The rise in methane in Earth’s atmosphere shows an increasingly negative signature, indicating that it is unlikely that the leakage of natural gas from fossil fuels is causing the increase in the atmosphere. Rather, the increase seems likely to be associated with increasing emissions from wetlands and agriculture. A recent paper has documented an increasing emission from wetlands worldwide, albeit only a small percent increase in the large annual flux of methane from wetlands globally. Wetlands might be expected to emit more methane in warmer conditions, suggesting that the increasing flux of methane from wetlands is an indirect effect of human activities that affect our climate. Conversely, the destruction of methane by wetland microbes is apparently unchanged in warmer conditions.
All this makes it difficult to devise appropriate policy measures that might stem the growth of methane in the atmosphere. Sure, we can patch the network of pipelines that distribute natural gas to homes and industrial facilities. Some municipalities have prohibited the installation of new gas stoves. Reducing the emissions from these sources might reduce the increase of methane in the atmosphere, but they will not address the apparent new and increasing sources of methane in the atmosphere—most likely from wetlands. An increasing flux of methane from wetlands in response to global warming is an indirect effect stemming from human activities, that will be difficult to contain.
References
Jackson, R.B. 2024. Into the Clear Blue Sky, Scribner, New York
Kort, E.A., C. Frankenberg, K.R. et al. 2014. Four corners: The largest U.S. methane anomaly viewed from space. Geophysical Research Letters 41: 6898-6903
Megonigal, J.P. and W.H. Schlesinger. 2002. Methane-limited methanotrophy in tidal freshwater swamps. Global Biogeochemical Cycles 16: DOI.10.1029/2001GB001594.

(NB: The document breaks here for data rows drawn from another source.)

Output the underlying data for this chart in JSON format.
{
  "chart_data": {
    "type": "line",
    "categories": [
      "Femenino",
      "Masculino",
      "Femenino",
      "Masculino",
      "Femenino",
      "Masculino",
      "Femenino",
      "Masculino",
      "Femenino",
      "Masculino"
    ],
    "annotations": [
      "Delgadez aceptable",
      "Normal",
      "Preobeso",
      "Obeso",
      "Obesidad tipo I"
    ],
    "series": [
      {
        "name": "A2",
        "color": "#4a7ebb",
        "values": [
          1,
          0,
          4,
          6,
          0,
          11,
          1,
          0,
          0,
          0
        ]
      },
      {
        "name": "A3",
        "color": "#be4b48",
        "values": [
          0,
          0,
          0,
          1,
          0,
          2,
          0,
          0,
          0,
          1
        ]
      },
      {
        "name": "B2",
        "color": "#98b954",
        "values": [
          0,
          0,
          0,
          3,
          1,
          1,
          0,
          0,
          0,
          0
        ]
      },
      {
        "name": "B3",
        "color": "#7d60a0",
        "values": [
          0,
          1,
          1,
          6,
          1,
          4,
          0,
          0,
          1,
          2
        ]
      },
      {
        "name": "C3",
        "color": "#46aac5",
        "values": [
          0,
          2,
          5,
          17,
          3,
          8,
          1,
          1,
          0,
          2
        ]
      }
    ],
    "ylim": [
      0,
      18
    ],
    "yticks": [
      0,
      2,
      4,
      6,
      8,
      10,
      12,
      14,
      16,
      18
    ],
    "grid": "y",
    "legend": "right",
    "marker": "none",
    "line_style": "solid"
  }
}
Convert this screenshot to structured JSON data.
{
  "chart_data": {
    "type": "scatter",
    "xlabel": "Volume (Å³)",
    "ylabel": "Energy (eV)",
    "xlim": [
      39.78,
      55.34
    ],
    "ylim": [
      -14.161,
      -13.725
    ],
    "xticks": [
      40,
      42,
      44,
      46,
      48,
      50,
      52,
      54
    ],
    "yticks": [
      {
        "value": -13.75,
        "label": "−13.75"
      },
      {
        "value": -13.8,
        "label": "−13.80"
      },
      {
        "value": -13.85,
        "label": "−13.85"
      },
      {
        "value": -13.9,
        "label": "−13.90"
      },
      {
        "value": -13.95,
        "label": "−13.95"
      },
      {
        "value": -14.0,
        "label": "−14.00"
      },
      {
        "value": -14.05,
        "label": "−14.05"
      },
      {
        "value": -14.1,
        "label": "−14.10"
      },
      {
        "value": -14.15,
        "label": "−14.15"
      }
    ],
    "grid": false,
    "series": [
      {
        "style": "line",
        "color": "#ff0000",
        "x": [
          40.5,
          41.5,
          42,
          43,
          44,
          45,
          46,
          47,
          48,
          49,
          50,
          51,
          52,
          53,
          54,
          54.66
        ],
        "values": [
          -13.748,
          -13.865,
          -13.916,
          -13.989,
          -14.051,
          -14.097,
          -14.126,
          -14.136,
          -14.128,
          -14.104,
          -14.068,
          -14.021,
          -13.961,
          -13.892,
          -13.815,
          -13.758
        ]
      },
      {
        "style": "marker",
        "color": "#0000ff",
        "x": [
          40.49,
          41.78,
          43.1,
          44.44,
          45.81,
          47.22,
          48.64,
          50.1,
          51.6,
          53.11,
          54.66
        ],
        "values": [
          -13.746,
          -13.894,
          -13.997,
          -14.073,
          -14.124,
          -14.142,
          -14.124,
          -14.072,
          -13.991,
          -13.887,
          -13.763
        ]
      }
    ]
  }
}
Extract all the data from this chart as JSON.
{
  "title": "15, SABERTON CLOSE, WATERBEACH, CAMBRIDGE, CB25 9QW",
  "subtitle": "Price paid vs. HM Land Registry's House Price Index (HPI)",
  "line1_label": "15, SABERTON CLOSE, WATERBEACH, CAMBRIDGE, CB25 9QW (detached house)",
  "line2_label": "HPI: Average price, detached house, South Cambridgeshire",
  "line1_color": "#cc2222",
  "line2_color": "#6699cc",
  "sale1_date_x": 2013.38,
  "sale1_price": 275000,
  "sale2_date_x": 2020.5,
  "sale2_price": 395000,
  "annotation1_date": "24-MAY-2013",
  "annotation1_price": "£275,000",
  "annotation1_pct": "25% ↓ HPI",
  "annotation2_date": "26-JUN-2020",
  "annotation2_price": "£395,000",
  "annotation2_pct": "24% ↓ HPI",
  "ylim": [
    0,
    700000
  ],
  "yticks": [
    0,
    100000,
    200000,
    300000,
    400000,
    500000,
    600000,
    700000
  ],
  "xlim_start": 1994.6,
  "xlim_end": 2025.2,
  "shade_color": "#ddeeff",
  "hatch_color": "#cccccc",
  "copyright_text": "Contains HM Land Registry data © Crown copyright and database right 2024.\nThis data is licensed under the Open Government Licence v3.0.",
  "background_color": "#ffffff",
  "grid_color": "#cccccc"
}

Michel, S.E., X. Lan, J. Miller and J. Li. 2024. Rapid shift in methane carbon isotopes suggests microbial emissions drove record high atmospheric methane growth in 2020-2022. Proceedings of the National Academy of Sciences 121: doi.org/10.1073/pnas 2411212121
Plant, G., E.A. Kort, et al. 2019. Large fugitive methane emissions from urban centers along the U.S. East Coast. Geophysical Research Letters 46: 8500-8507
Zhang, Zhen et al. 2025. Ensemble estimates of global wetland methane emissions over 2000-2020. Biogeosciencs 22: 305-321.